One mid-tier network has turned to mergers and acquisitions to aid its expansion and succession planning, after finding organic growth difficult.
Mid-tier ups focus on acquisitions
Bentleys Queensland partner Martin Power told Accountants Daily that all the firms in the Bentleys network are focused on growth.
“Organic growth has been very hard to achieve, so each of the firms have been looking at acquisitions,” he said.
Mr Power said that this issue isn’t unique to Bentleys, or even to Australia, but is prevalent in the accounting industry around the world.
“I look at publications in the UK and a lot of firms are struggling with organic growth to actually achieve that, and what they're doing is seeking opportunities to buy firms as part of a succession plan for people who want to get out of the industry in a few years' time, building their firms that way,” he said.
“We’re already on that trail; all of the firms are committed to continuing with that.”
Bentleys CEO Mark Chapman detailed the extent of various Bentleys firms' acquisitions over the last three years.

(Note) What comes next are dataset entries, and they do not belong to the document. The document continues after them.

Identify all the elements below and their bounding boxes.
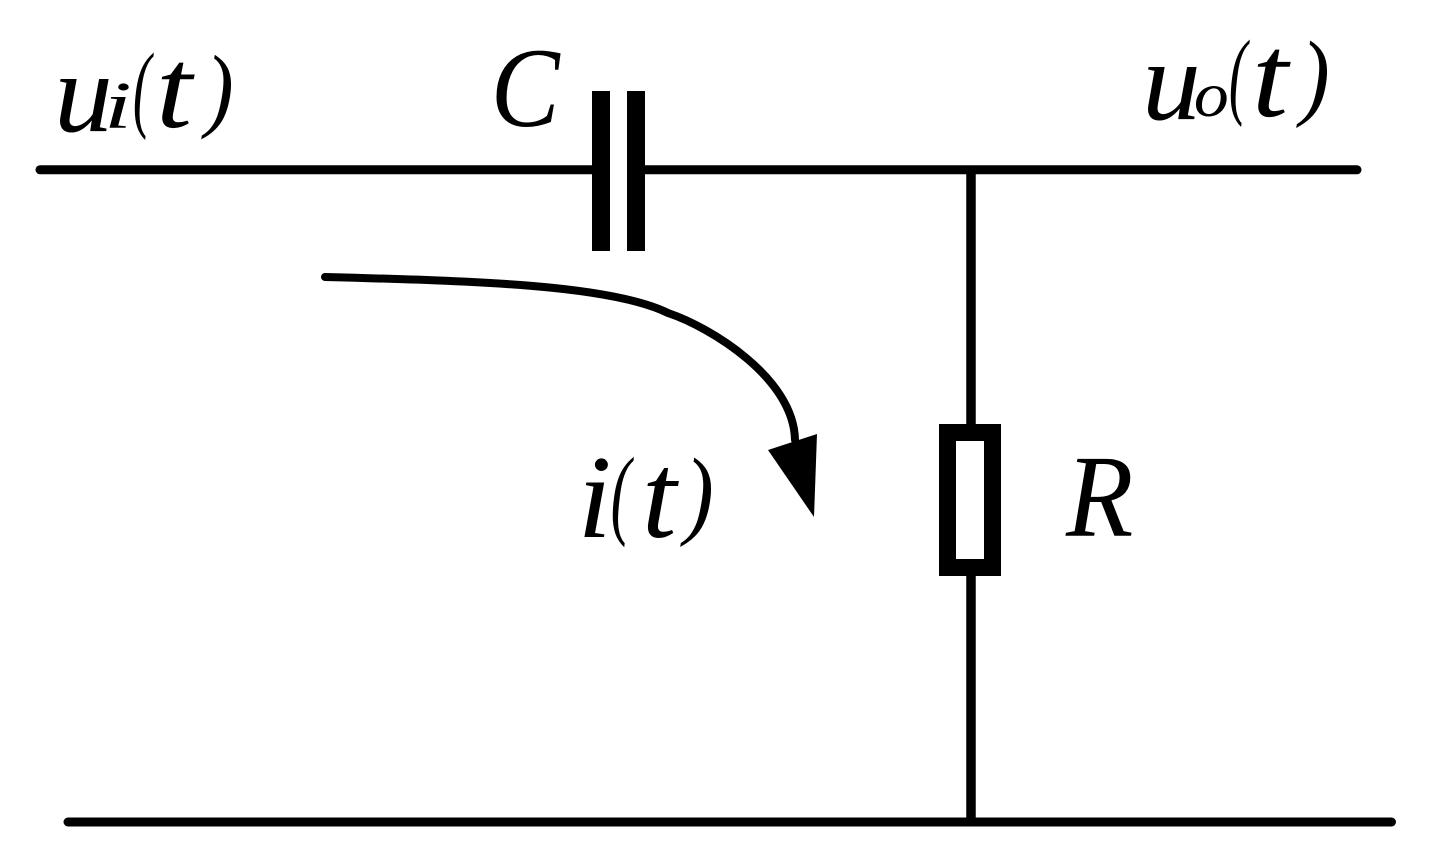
wire vertical (node to resistor to bottom rail) [966,170,976,822]
svg-text:i: i [578,433,612,564]
wire top-left (ui to capacitor) [40,165,596,174]
node label uo(t) : glyph t [1252,11,1291,142]
node label ui(t) : glyph ) [201,37,234,140]
wire top-right (capacitor to uo) [644,165,1357,174]
node label uo(t) : glyph u [1142,18,1201,144]
svg-text:t: t [156,26,195,152]
node label ui(t) : subscript i [104,69,132,143]
resistor R label [1065,432,1133,562]
svg-text:u: u [1142,18,1201,144]
svg-text:R: R [1065,432,1133,562]
svg-text:(: ( [1229,20,1251,127]
node label uo(t) : glyph ) [1296,23,1330,130]
svg-text:o: o [1194,60,1229,131]
svg-text:t: t [642,429,679,564]
capacitor C left plate [592,91,610,251]
current label i(t) : glyph i [578,433,612,564]
svg-text:(: ( [133,33,155,140]
node label uo(t) : glyph ( [1229,20,1251,127]
node label ui(t) : glyph u [54,30,113,156]
resistor R body [948,433,993,568]
svg-text:C: C [491,24,561,151]
current arrow i(t) curve [325,277,795,440]
node label uo(t) : subscript o [1194,60,1229,131]
current label i(t) : glyph t [642,429,679,564]
node label ui(t) : glyph ( [133,33,155,140]
capacitor C right plate [627,91,645,251]
svg-text:i: i [104,69,132,143]
current label i(t) : glyph ) [680,439,714,549]
svg-text:): ) [201,37,234,140]
capacitor C label [491,24,561,151]
svg-text:t: t [1252,11,1291,142]
svg-text:(: ( [611,437,634,548]
node label ui(t) : glyph t [156,26,195,152]
wire bottom rail [68,818,1392,827]
svg-text:): ) [680,439,714,549]
svg-text:): ) [1296,23,1330,130]
current arrow i(t) head [768,434,817,517]
current label i(t) : glyph ( [611,437,634,548]
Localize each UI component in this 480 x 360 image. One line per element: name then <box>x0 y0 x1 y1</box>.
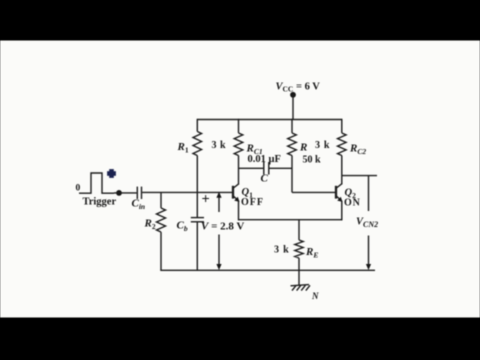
white schematic area <box>0 41 480 318</box>
transistor Q1 base bar <box>232 186 234 199</box>
wire R1 bottom lead to base node <box>196 156 198 193</box>
wire RE bottom lead <box>298 258 300 270</box>
wire RC2 bottom lead to Q2 collector <box>341 156 343 185</box>
svg-text:3 k: 3 k <box>212 140 227 151</box>
svg-text:Trigger: Trigger <box>83 196 117 207</box>
wire coupling cap left <box>239 167 264 169</box>
wire top supply bus <box>197 119 341 121</box>
trigger pulse waveform <box>79 173 114 193</box>
resistor RE <box>295 240 303 258</box>
svg-text:0: 0 <box>76 184 81 194</box>
capacitor Cin plates <box>136 187 138 199</box>
resistor RC2 <box>338 133 347 156</box>
capacitor C plates <box>263 162 265 175</box>
svg-text:C: C <box>261 173 269 185</box>
wire Q1 emitter lead <box>238 201 240 220</box>
wire R2 bottom lead <box>160 232 162 270</box>
wire Cb bottom lead <box>196 222 198 270</box>
wire Cb top lead <box>196 192 198 217</box>
svg-text:3 k: 3 k <box>274 245 289 256</box>
wire RC2 top lead <box>341 119 343 133</box>
wire R top lead <box>291 119 293 133</box>
svg-text:3 k: 3 k <box>315 140 330 151</box>
wire ground stub <box>298 270 300 285</box>
wire Q2 base from R <box>292 191 336 193</box>
svg-text:N: N <box>311 291 319 301</box>
svg-text:50 k: 50 k <box>303 155 322 166</box>
arrow V2.8 up <box>218 196 220 212</box>
transistor Q2 base bar <box>335 186 337 199</box>
resistor R 50k <box>288 133 297 156</box>
Vcc node dot <box>290 92 296 98</box>
ground (earth hatch) <box>291 285 311 291</box>
wire R1 top lead <box>196 119 198 132</box>
svg-text:+: + <box>202 192 210 208</box>
wire RC1 bottom lead to Q1 collector <box>238 156 240 185</box>
svg-text:R: R <box>299 142 307 154</box>
resistor RC1 <box>234 133 243 156</box>
transistor Q1 collector <box>233 184 239 189</box>
trigger annotation plus (navy) <box>107 169 116 178</box>
wire Q2 emitter lead <box>341 201 343 220</box>
transistor Q2 emitter with arrow <box>336 196 342 202</box>
svg-text:V = 2.8 V: V = 2.8 V <box>201 221 244 233</box>
node trigger junction dot <box>116 190 122 196</box>
wire emitter coupling bus <box>239 219 342 221</box>
wire coupling cap right <box>269 167 292 169</box>
transistor Q1 emitter with arrow <box>233 196 239 202</box>
arrow VCN2 down <box>368 236 370 266</box>
capacitor Cb plates <box>191 217 204 219</box>
svg-text:OFF: OFF <box>241 197 264 208</box>
wire trigger to Cin <box>114 192 137 194</box>
resistor R2 <box>157 208 166 232</box>
arrow VCN2 top segment <box>368 176 370 211</box>
wire RC1 top lead <box>238 119 240 133</box>
svg-text:ON: ON <box>344 197 361 208</box>
wire Q2 collector output <box>342 175 377 177</box>
arrow V2.8 down <box>218 235 220 266</box>
wire R bottom lead down to Q2 base corner <box>291 156 293 193</box>
wire ground bus <box>160 269 375 271</box>
svg-text:VCC = 6 V: VCC = 6 V <box>276 82 321 94</box>
wire base node (Cin to Q1 base) <box>142 191 233 193</box>
transistor Q2 collector <box>336 184 342 189</box>
resistor R1 <box>193 132 202 156</box>
wire RE top lead <box>298 220 300 240</box>
resistor R2 top lead <box>160 192 162 208</box>
wire Vcc feed <box>292 95 294 120</box>
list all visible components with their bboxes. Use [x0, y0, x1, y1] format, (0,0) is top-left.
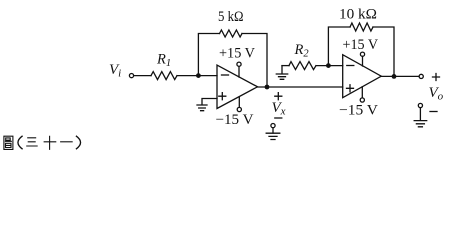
plus sign at Vo annotation	[433, 74, 440, 81]
caption parentheses	[18, 136, 81, 149]
op-amp U2 triangle	[343, 55, 382, 98]
wire U1 non-inverting input to ground	[202, 99, 217, 105]
wire U1 output to node B and on to U2 plus input	[258, 86, 343, 88]
op-amp U2 plus sign	[347, 85, 354, 92]
CJK shi (ten) glyph drawn	[44, 136, 57, 150]
wire feedback1 right leg down	[242, 34, 267, 88]
node B junction dot (Vx node)	[265, 85, 270, 90]
svg-text:+15 V: +15 V	[343, 37, 379, 53]
wire feedback2 right leg down	[373, 27, 394, 76]
wire U2 output to Vo terminal	[381, 75, 419, 77]
input terminal Vi (open circle)	[129, 74, 133, 78]
plus sign at Vx annotation	[275, 93, 282, 100]
op-amp U2 minus sign	[347, 65, 354, 67]
resistor 10k feedback	[350, 23, 373, 31]
CJK san (three) glyph drawn	[26, 138, 38, 146]
Vx reference stub	[272, 128, 274, 133]
op-amp U1 +V pin stub	[238, 67, 240, 78]
op-amp U1 minus sign (inverting input)	[222, 74, 229, 76]
Vo reference terminal circle	[418, 103, 422, 107]
node A junction dot	[196, 73, 201, 78]
output terminal Vo (open circle)	[419, 74, 423, 78]
CJK yi (one) glyph drawn	[60, 141, 73, 143]
wire feedback1 left leg up	[198, 34, 219, 76]
ground G2 (R2 left) stub	[281, 66, 283, 74]
node D junction dot (output)	[392, 74, 397, 79]
minus sign at Vo annotation	[430, 111, 437, 113]
op-amp U2 -V pin stub	[361, 87, 363, 98]
wire G2 to R2	[282, 65, 289, 67]
op-amp U1 -V pin stub	[238, 97, 240, 108]
ground G1 (U1 + input)	[197, 105, 207, 111]
Vo reference stub	[419, 108, 421, 121]
wire R1 to node A	[177, 75, 217, 77]
wire feedback2 left leg up	[328, 27, 350, 66]
op-amp U1 -V pin circle	[237, 107, 241, 111]
caption figure number	[4, 136, 73, 150]
ground G3 (Vx reference)	[266, 133, 280, 139]
node C junction dot	[326, 63, 331, 68]
op-amp U1 triangle	[217, 65, 258, 108]
op-amp U1 plus sign (non-inverting input)	[219, 93, 226, 100]
op-amp U1 +V pin circle	[237, 62, 241, 66]
wire Vi terminal to R1	[134, 75, 151, 77]
resistor R2	[289, 62, 316, 70]
wire R2 to node C and U2 inverting input	[316, 65, 343, 67]
ground G4 (Vo reference)	[414, 121, 427, 127]
svg-text:10 kΩ: 10 kΩ	[339, 7, 377, 23]
op-amp U2 +V pin stub	[362, 56, 364, 66]
Vx reference terminal circle	[271, 124, 275, 128]
resistor R1	[151, 72, 177, 80]
svg-text:5 kΩ: 5 kΩ	[218, 9, 244, 25]
svg-text:−15 V: −15 V	[216, 112, 255, 128]
svg-text:−15 V: −15 V	[339, 103, 379, 119]
op-amp U2 +V pin circle	[360, 52, 364, 56]
ground G2 bars	[276, 74, 287, 79]
op-amp U2 -V pin circle	[360, 98, 364, 102]
svg-text:+15 V: +15 V	[219, 46, 256, 62]
minus sign at Vx annotation	[275, 117, 282, 119]
CJK tu (figure) glyph drawn	[4, 136, 13, 149]
resistor 5k feedback	[220, 30, 243, 37]
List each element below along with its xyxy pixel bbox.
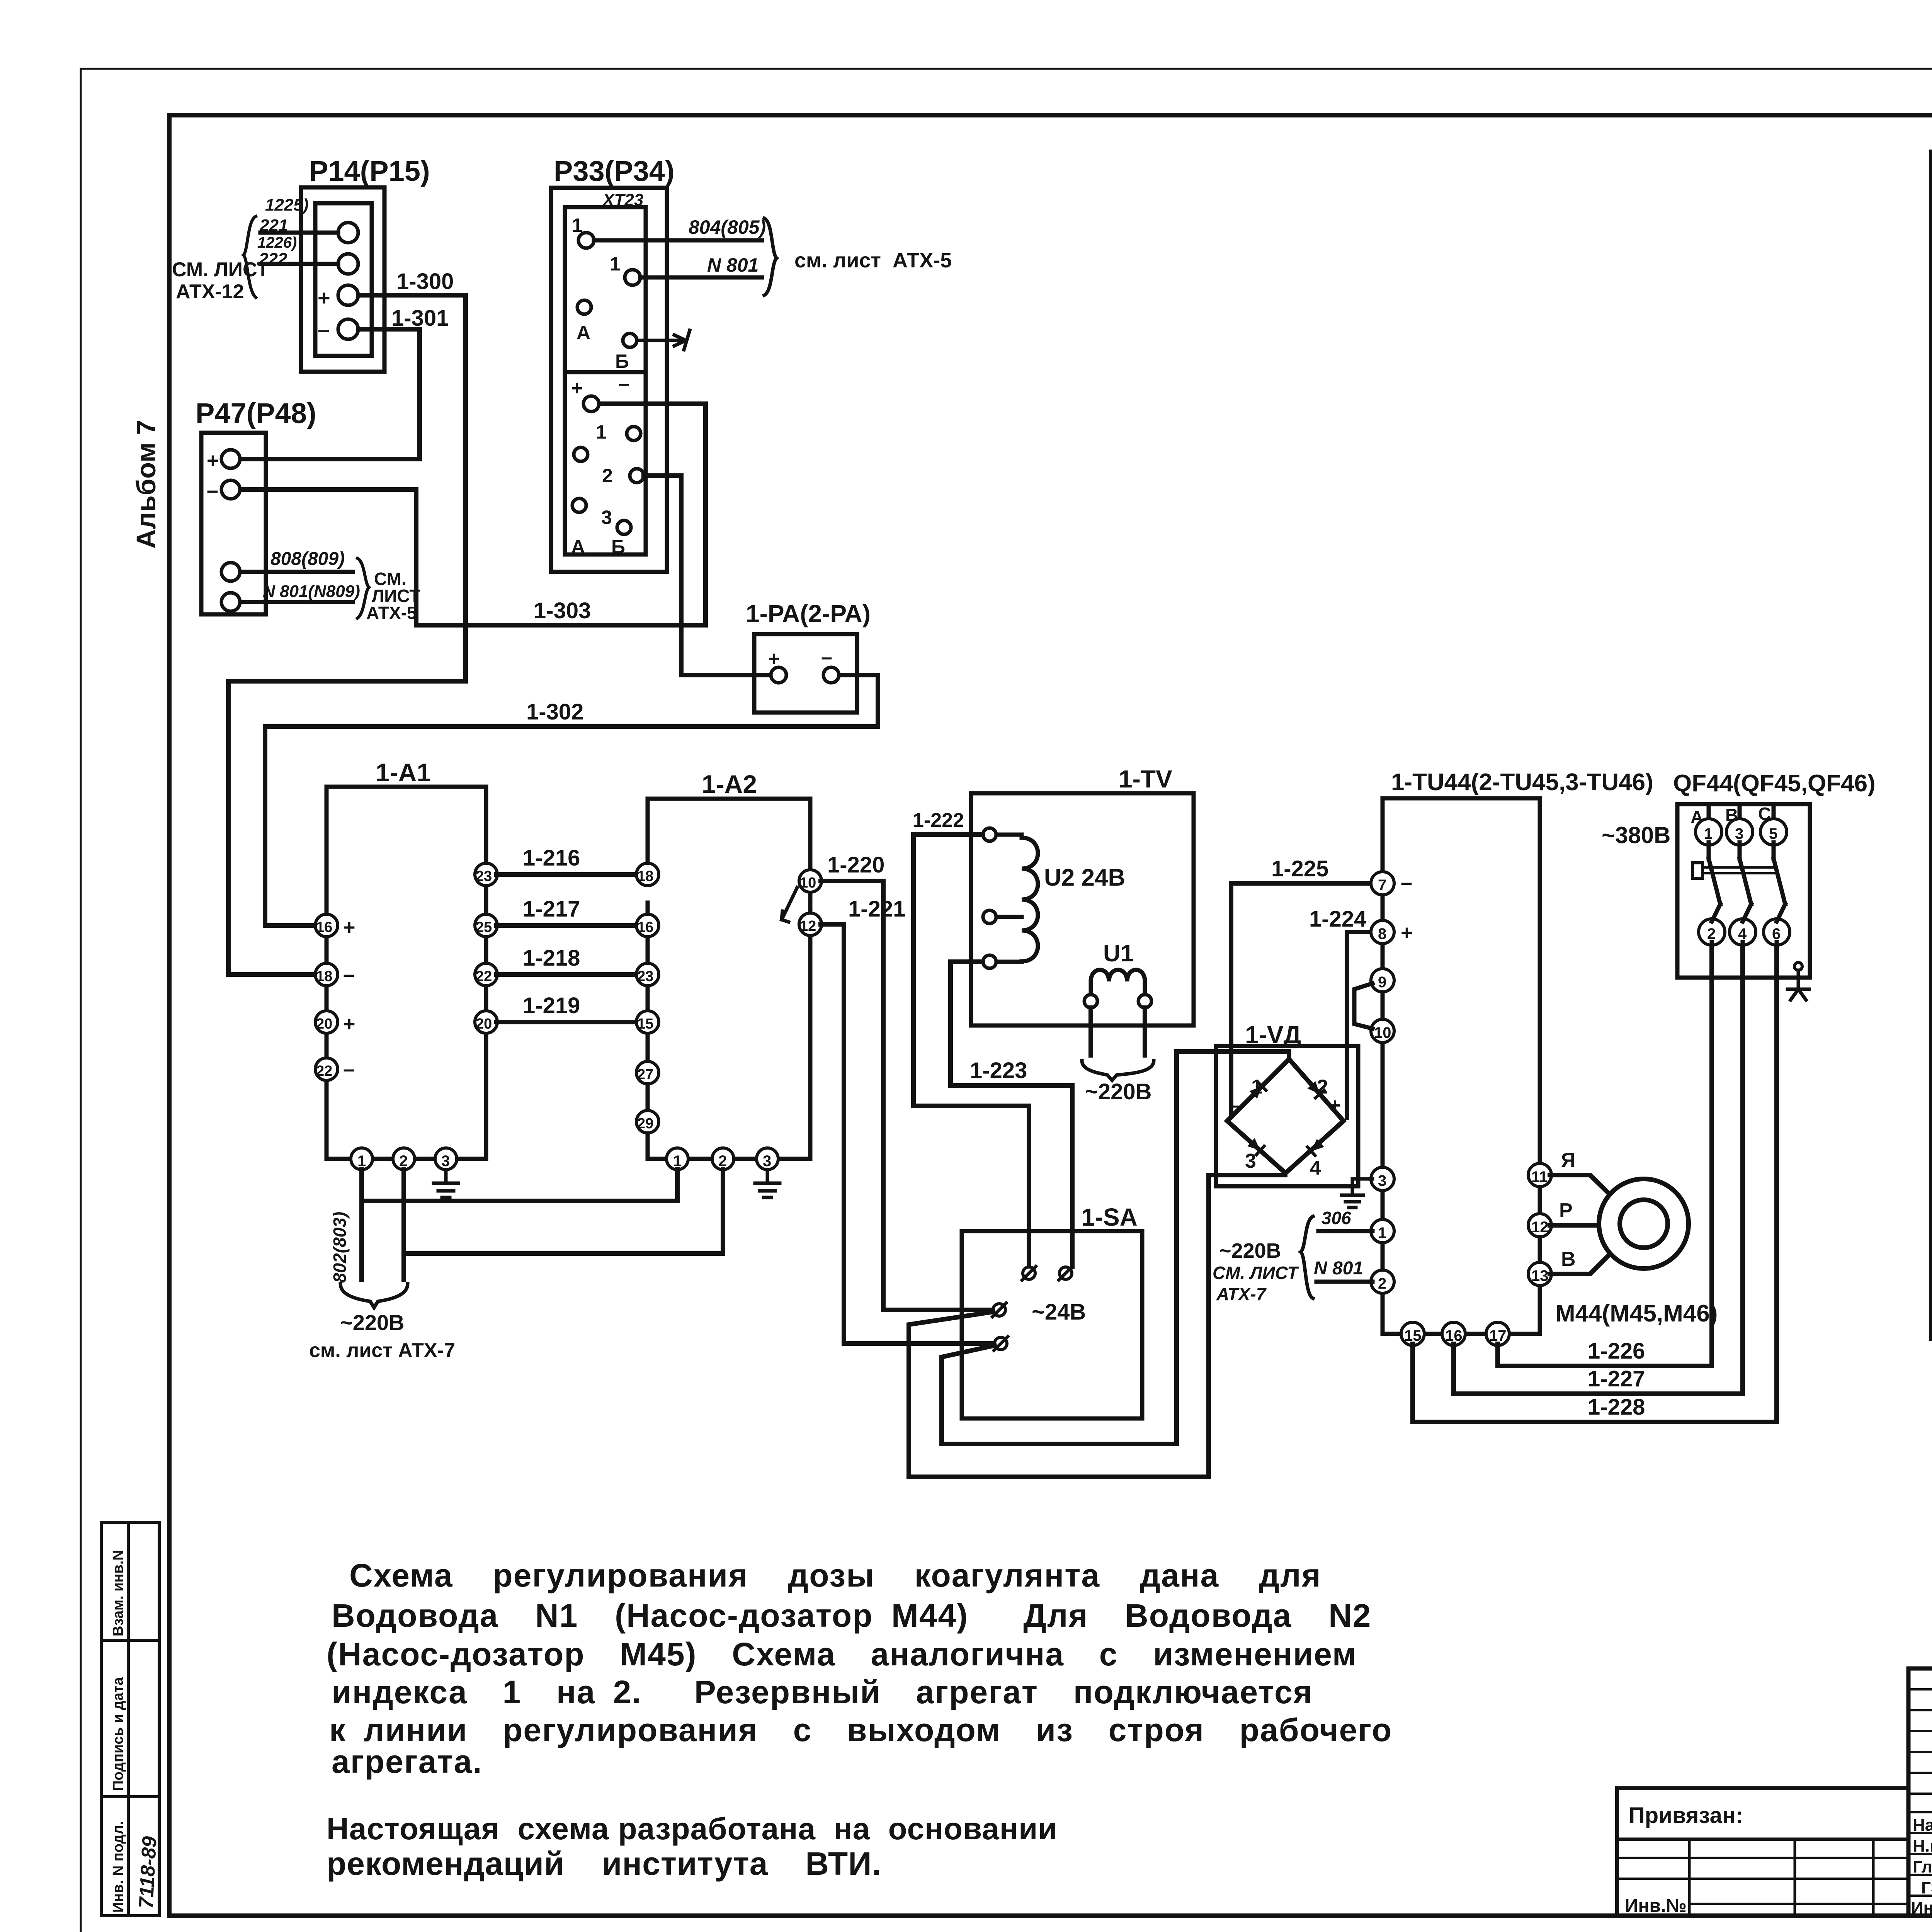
recorder P33(P34) [551,188,667,572]
svg-text:1-222: 1-222 [913,809,964,832]
svg-text:+: + [571,377,583,400]
svg-text:Я: Я [1561,1149,1575,1172]
P47 terminal plus [221,450,240,468]
wire 804(805) [594,238,762,243]
svg-text:1-ТV: 1-ТV [1119,765,1172,793]
wire P33.2 to PA plus [644,476,770,675]
manual control block 1-SA [962,1231,1142,1418]
TU44 box [1383,798,1540,1334]
U1 supply legs [1091,1008,1145,1055]
svg-text:4: 4 [1310,1157,1321,1179]
left margin stamp boxes [101,1522,159,1916]
svg-text:(Насос-дозатор М45) Схема а: (Насос-дозатор М45) Схема аналогична с и… [327,1636,1357,1672]
A1 terminal 22 [315,1058,338,1080]
svg-text:1-301: 1-301 [391,306,449,331]
P47 terminal 3 [221,563,240,581]
A2 terminal 2 [712,1148,734,1170]
svg-text:~220В: ~220В [1219,1239,1281,1262]
wire 1-303 [416,404,706,625]
title block signature rows [1908,1812,1932,1896]
svg-text:~380В: ~380В [1602,822,1670,848]
svg-text:1-221: 1-221 [848,896,905,922]
A2 terminal 18 [636,863,659,886]
brace 220V ATX-7 [1301,1216,1313,1298]
A2 terminal 27 [636,1061,659,1084]
TU44 terminal 11 [1528,1163,1551,1187]
svg-text:6: 6 [1772,925,1781,942]
svg-text:Р14(Р15): Р14(Р15) [309,155,430,187]
svg-text:25: 25 [476,919,492,935]
svg-text:–: – [1401,871,1412,894]
QF44 box [1677,804,1810,978]
motor M44 [1599,1179,1689,1269]
U1 terminal right [1138,995,1151,1008]
svg-text:СМ. ЛИСТ: СМ. ЛИСТ [1213,1263,1299,1283]
wire 1-220 [821,881,991,1310]
svg-text:СМ. ЛИСТ: СМ. ЛИСТ [172,259,269,281]
svg-text:2: 2 [1707,925,1716,942]
TU44 terminal 3 [1371,1167,1394,1190]
svg-text:23: 23 [476,868,492,884]
svg-text:29: 29 [637,1116,653,1132]
TU44 terminal 2 [1371,1270,1394,1293]
svg-text:1-226: 1-226 [1588,1338,1645,1364]
svg-text:~220В: ~220В [340,1310,405,1335]
block 1-A2 [648,799,810,1159]
svg-text:1-224: 1-224 [1309,906,1366,932]
wire A1.2 to A2.2 [404,1170,723,1280]
svg-text:2: 2 [602,465,613,486]
svg-text:–: – [343,1058,355,1081]
P33 pin 3 row [572,498,586,512]
svg-text:АТХ-12: АТХ-12 [176,281,244,303]
wire 808(809) from P47.3 [241,570,353,574]
svg-text:–: – [343,963,355,986]
svg-text:23: 23 [637,968,653,985]
svg-text:10: 10 [800,875,816,891]
brace under 220V feed [340,1284,408,1308]
wire TU44.11 to motor [1550,1175,1608,1193]
title block left thin rows [1908,1689,1932,1794]
svg-text:1-220: 1-220 [827,852,884,878]
svg-text:Н.контр.: Н.контр. [1913,1837,1932,1855]
svg-text:к линии регулирования с вых: к линии регулирования с выходом из строя… [329,1712,1393,1748]
wire 1-300 [228,295,466,975]
TU44 terminal 15 [1401,1322,1424,1345]
jumper 9-10 [1354,983,1372,1029]
svg-text:Р: Р [1559,1199,1573,1222]
svg-text:3: 3 [1378,1172,1386,1189]
table outer box [1931,151,1932,1339]
A2 terminal 3 [757,1148,778,1170]
svg-text:1-VД: 1-VД [1245,1021,1301,1049]
wire N801 to TU44.2 [1316,1280,1372,1284]
svg-text:Водовода N1 (Насос-дозатор М: Водовода N1 (Насос-дозатор М44) Для Водо… [332,1597,1371,1634]
wire 1-222 [913,835,1029,1267]
svg-text:1-218: 1-218 [523,946,580,971]
diode 3 [1247,1138,1264,1155]
svg-text:11: 11 [1531,1168,1548,1185]
svg-text:~24В: ~24В [1032,1299,1086,1325]
TU44 terminal 7 [1371,872,1394,895]
svg-text:М44(М45,М46): М44(М45,М46) [1555,1300,1718,1327]
A1 terminal 25 [475,914,497,937]
TV terminal top [983,828,996,841]
block 1-A1 [327,787,486,1159]
svg-text:Р47(Р48): Р47(Р48) [196,397,316,429]
svg-text:+: + [207,449,219,472]
svg-text:3: 3 [1245,1150,1256,1172]
wire N801 from P33 [640,276,762,280]
wire 1-217 [497,923,637,928]
svg-text:+: + [343,1012,355,1036]
svg-text:1: 1 [673,1153,682,1170]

“We've merged with one firm in Tasmania, one in Newcastle, one in Melbourne and one in Adelaide,” he said.
“We also have brought in PWA, [which] has become Bentley's Sunshine Coast, and The MBA Partnership join the network on the Gold Coast.”
The MBA Partnership also recently acquired DFK Crosbie Gold Coast.
Looking to the future, Mr Chapman and Mr Power said they are considering acquisitions in new jurisdictions.
“We're in the process of finalising a footprint in the Northern Territory, mainly through our South Australian office, who have the most presence in that area, and we're in discussions with various other accounting firms in Geelong and Bendigo and Ballarat and Townsville,” Mr Chapman said.
“Our network is in discussions with a number of firms in New Zealand as well. We have one Bentleys branded firm in Auckland and we're looking to expand that, and hope to see progress in relation to that in 2017,” Mr Power added.